MLK’s Last Sermon, 4 Days Before Assassination
There must be something positive and massive in order to get rid of all the effects of racism and the tragedies of racial injustice.
But there is another thing closely related to racism that I would like to mention as another challenge. We are challenged to rid our nation and the world of poverty. Like a monstrous octopus, poverty spreads its nagging prehensile tentacles into hamlets and villages all over our world.
How can one avoid being depressed when he sees with his own eyes evidences of millions of people going to bed hungry tonight? How can one avoid being depressed when he sees with his own eyes God’s children sleeping on the sidewalks at night? …Maybe we spend far too much of our national budget establishing military bases around the world rather than bases of genuine concern and understanding.
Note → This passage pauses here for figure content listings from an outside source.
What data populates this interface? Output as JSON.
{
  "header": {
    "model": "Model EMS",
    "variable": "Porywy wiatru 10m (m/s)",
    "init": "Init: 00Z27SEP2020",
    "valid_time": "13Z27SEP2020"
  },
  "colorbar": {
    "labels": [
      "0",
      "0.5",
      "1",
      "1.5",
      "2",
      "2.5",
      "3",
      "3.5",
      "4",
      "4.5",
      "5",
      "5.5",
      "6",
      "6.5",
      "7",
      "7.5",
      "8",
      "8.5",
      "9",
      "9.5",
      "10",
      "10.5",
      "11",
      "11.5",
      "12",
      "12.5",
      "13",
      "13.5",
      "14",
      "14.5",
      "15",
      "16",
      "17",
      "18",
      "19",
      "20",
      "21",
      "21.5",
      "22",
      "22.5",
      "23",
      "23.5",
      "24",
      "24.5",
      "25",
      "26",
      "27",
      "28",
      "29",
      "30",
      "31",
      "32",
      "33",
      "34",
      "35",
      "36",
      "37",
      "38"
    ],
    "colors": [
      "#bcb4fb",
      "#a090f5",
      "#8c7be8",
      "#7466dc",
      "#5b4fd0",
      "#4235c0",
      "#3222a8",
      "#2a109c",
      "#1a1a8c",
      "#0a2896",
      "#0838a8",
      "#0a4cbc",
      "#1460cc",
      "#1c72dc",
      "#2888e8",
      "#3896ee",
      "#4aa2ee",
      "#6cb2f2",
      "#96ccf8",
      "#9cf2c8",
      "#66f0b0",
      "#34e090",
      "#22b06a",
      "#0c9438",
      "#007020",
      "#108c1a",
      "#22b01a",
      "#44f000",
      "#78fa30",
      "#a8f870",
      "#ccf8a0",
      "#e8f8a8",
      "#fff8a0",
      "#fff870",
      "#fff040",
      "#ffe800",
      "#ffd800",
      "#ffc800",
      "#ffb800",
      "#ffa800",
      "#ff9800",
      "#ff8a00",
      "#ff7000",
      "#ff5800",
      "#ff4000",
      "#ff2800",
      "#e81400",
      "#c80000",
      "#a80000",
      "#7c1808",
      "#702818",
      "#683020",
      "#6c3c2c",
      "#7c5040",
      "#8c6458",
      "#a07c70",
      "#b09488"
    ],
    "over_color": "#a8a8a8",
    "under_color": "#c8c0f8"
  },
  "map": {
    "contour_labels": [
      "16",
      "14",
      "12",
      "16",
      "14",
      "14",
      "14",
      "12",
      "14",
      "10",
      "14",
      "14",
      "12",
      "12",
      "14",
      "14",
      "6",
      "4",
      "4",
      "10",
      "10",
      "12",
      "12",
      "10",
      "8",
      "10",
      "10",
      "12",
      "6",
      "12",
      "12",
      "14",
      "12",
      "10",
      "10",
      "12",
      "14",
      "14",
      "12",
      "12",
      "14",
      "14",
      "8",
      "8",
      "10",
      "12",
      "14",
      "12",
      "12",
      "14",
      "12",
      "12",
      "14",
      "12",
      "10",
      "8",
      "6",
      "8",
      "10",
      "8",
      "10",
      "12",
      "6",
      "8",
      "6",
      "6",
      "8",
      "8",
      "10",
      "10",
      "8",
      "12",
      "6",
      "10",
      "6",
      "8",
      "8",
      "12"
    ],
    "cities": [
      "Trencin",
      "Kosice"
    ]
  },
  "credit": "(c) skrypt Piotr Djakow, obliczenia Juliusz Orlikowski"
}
And I must confess that in some situations I have literally found myself crying…
I was in Newark and Harlem just this week…This welfare mother…She pointed out her little boy who was a victim of lead poisoning. She pointed out the walls with all the ceiling falling through. She showed me the holes where the rats came in. She said night after night we have to stay awake to keep the rats and roaches from getting to the children…
This can happen to America. The richest nation in the world. This is America’s opportunity to help bridge the gulf between the haves and the have-nots…There is nothing new about poverty. What is new is that we now have the techniques and the resources to get rid of poverty. But the real question is whether we have the will.
-Excerpts from MLK’s “Remaining Awake Through a Great Revolution”
In his last book Martin Luther King Jr. proposed we adopt either a job guarantee or an income guarantee policy to eliminate poverty.
He concluded, “I’m now convinced that the simplest approach will prove to be the most effective — the solution to poverty is to abolish it directly by a now widely discussed measure: the guaranteed income.”